103-107, HIGH STREET is a Grade II listed building in the Bath and North East Somerset local planning authority area, England. First listed on 5 August 1975. A Late C18/early C19 Row of houses. 4 related planning applications.
103-107, HIGH STREET
- WRENN ID
- muted-jamb-winter
- Grade
- II
- Local Planning Authority
- Bath and North East Somerset
- Country
- England
- Date first listed
- 5 August 1975
- Type
- Row of houses
- Source
- Historic England listing
Description
This is a row of five houses located on the north side of High Street, Weston. The houses date from the late 18th century and early 19th century, with alterations made in the 20th century.

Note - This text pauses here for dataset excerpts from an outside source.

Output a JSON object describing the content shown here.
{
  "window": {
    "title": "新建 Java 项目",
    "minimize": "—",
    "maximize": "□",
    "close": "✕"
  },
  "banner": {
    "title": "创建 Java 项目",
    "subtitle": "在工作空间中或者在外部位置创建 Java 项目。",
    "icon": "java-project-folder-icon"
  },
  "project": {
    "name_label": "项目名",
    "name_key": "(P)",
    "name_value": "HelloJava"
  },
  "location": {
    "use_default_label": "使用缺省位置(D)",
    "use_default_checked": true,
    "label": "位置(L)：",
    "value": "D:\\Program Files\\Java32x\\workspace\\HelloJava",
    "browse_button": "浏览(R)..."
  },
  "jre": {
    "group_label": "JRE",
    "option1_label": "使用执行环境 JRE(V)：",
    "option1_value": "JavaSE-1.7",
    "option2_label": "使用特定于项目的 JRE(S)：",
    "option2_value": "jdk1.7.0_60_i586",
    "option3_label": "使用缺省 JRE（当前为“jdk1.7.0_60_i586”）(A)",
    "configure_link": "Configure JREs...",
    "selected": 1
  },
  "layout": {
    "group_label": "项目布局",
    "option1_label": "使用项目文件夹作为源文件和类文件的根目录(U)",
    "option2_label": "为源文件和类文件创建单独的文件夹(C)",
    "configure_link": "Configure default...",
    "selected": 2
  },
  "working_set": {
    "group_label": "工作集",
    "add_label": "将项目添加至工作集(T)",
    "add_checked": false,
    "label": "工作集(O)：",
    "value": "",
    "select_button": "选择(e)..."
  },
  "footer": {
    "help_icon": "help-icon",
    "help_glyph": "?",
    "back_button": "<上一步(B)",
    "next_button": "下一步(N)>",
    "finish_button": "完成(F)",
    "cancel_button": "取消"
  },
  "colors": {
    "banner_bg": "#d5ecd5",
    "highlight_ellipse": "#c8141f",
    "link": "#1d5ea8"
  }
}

The building materials are limestone ashlar with roofs of double Roman tile and slate. The roofs have moulded stacks to the coped gable ends and party walls. Number 103, the leftmost house, has two storeys and a lower ground floor. It is a two-window range with an eaves band and platband over rough ashlar to the lower ground floor. It has two/two-pane sash windows to the upper floors and a segmental arch over a 19th or 20th century double-planked door. A 20th century door is present in the right return, which has no windows. Houses 104, 105, and 106 are three-storeys high, each a one-window range. They share a continuous coped parapet and cornice and have six/six-pane sash windows. Exuberant scrolled wrought iron brackets support 20th-century tiled lean-to hoods over 20th-century doors—one to the right of No.104, and paired doors to the inside of the right side of the block for Nos. 105 and 106. Number 107, likely older, is two storeys with an attic, and has a single-window range. It has a slate and pantile mansard roof with an original raking dormer to the centre, six/six-pane sash windows to each floor, and a 20th-century porch and door to the left. The rear elevation has a single-pitched double Roman tile roof over 20th-century windows. The interiors were not inspected during the listing process.